Книга Тени старой квартиры, страница 39. Автор книги Дарья Дезомбре

Разделитель для чтения книг в онлайн библиотеке

Онлайн книга «Тени старой квартиры»

Cтраница 39

– Иди сюда, кралечка! – притянул он ее к себе, обдав волной тухлого дыхания. – Иди, словцом перекинемся!

– Отстань, – зашипела Тома, отбиваясь от жадных пальцев, их, казалось, больше, чем нужно по человеческой анатомии, и они одновременно были повсюду – под юбкой, оттягивая резинку чулок, мяли грудь под черным фартуком. Почему она не закричала? – вспоминала Тома после историю этой краткой, но яростной борьбы. Ведь тогда бы все переполошились, и она никогда не увидела бы того, что увидела. Но она молчала, как партизан, и только отцепляла эти руки, жалея, что уже не носит девчоночьих байковых панталон, которые они с одноклассницами подвертывали, чтобы не были видны из-под юбки. Слезы душили ее – да как он смеет! Болван, деревенщина! Я – Амилахвари! – вдруг всплыло в голове любимое мамино. Впервые Тома подняла на него глаза, на секунду ослабив оборону под юбкой: он был похож на пьяного, зенки казались еще меньше и тусклее, чем обычно, над верхней губой, между редкими волосками усиков поблескивали капельки пота. Тома размахнулась со всей силы и ударила по широкой, чуть косоватой монгольской скуле. Он охнул и от неожиданности убрал ладонь с ее груди, схватившись за щеку.

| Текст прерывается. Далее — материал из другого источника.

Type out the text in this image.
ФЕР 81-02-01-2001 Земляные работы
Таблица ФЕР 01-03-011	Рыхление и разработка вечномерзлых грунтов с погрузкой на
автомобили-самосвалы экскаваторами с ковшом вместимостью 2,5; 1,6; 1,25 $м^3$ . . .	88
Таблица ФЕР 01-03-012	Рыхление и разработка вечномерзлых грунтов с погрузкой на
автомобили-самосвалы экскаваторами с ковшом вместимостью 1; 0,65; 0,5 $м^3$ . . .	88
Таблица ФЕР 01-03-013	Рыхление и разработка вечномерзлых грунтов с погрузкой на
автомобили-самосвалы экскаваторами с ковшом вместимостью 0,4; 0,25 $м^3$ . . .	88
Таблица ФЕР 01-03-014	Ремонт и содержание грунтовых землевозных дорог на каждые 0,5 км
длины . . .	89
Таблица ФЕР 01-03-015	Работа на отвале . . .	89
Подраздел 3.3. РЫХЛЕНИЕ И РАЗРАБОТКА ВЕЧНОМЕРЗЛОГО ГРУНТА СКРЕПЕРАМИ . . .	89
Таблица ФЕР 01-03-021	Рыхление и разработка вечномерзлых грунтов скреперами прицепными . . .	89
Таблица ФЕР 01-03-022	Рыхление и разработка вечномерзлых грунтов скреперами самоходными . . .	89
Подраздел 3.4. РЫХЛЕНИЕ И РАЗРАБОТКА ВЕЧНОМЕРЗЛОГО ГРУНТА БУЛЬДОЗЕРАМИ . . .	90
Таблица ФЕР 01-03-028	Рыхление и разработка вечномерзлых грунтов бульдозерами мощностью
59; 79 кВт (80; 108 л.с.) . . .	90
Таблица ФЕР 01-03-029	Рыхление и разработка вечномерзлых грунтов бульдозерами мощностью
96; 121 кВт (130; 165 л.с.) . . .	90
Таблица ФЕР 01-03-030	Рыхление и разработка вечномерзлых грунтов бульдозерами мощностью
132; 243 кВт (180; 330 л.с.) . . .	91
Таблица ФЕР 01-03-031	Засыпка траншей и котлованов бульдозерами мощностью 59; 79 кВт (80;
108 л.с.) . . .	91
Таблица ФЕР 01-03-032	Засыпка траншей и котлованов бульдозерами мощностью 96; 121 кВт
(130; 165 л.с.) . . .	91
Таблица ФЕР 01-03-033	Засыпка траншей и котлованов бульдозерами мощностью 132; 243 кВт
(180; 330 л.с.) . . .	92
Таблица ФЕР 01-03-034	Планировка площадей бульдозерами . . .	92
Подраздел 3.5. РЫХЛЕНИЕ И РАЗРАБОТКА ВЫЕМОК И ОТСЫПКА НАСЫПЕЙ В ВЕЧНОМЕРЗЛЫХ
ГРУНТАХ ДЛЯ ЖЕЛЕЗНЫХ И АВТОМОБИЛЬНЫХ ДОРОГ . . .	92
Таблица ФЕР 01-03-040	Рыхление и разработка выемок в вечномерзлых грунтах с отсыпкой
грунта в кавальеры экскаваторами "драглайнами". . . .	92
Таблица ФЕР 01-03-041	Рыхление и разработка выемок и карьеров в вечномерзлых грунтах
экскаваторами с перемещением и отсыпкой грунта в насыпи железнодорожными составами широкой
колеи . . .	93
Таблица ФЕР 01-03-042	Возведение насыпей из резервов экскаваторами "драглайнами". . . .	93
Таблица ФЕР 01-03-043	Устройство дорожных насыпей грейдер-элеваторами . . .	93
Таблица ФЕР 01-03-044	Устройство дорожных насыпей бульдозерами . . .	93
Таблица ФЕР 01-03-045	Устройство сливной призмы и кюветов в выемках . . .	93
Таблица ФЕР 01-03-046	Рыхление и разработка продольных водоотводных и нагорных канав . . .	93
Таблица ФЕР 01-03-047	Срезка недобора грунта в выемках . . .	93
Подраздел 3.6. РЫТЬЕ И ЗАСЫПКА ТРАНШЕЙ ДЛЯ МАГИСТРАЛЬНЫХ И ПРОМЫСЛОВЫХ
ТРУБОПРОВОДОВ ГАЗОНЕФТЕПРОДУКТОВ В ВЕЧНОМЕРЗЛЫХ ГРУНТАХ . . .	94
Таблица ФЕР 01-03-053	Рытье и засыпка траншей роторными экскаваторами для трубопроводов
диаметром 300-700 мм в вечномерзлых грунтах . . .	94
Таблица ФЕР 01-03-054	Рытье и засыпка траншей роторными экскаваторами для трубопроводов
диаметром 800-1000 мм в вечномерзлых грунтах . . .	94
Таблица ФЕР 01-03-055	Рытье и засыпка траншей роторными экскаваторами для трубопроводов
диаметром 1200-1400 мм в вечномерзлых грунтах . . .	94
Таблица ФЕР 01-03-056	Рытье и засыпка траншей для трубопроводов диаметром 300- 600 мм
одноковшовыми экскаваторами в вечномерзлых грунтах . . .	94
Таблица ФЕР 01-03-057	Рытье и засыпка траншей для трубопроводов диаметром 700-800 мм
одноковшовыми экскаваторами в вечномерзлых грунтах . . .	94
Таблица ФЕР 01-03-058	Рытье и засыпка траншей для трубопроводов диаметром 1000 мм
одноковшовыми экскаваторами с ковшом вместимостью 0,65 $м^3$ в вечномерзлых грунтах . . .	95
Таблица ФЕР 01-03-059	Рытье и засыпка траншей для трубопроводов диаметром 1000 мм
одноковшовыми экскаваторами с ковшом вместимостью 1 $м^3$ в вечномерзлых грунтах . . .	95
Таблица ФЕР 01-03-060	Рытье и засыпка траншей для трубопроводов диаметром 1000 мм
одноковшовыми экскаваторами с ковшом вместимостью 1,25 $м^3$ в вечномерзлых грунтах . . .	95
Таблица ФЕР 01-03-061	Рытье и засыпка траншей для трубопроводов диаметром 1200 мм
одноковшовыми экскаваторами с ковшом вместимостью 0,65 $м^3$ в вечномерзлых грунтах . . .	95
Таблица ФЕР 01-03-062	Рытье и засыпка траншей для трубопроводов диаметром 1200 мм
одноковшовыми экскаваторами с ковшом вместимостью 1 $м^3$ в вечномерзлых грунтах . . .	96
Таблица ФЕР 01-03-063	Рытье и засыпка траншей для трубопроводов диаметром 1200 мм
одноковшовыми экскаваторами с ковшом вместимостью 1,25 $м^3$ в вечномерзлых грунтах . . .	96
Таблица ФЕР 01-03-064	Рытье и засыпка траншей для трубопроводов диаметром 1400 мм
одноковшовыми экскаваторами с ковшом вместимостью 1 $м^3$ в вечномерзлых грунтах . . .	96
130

– Зззараза! – прошептал он, но Тома уже вырвалась и в два прыжка оказалась у двери в свою комнату, рванула ее на себя и…

Увидела их. Прямо перед собой. На секунду ей показалось, что это отражение только что происшедшего в закутке рядом с кухней: те же жадные большие руки под юбкой и на груди, те же затуманенные глаза. Хотя нет, разница была: та женщина в юбке не сопротивлялась, не пыталась отцепить от себя чужие пальцы, а напротив – прижимала их к себе. И хоть она тоже не издавала ни звука, было понятно, что это не от страха, а напротив – от боязни испортить себе удовольствие.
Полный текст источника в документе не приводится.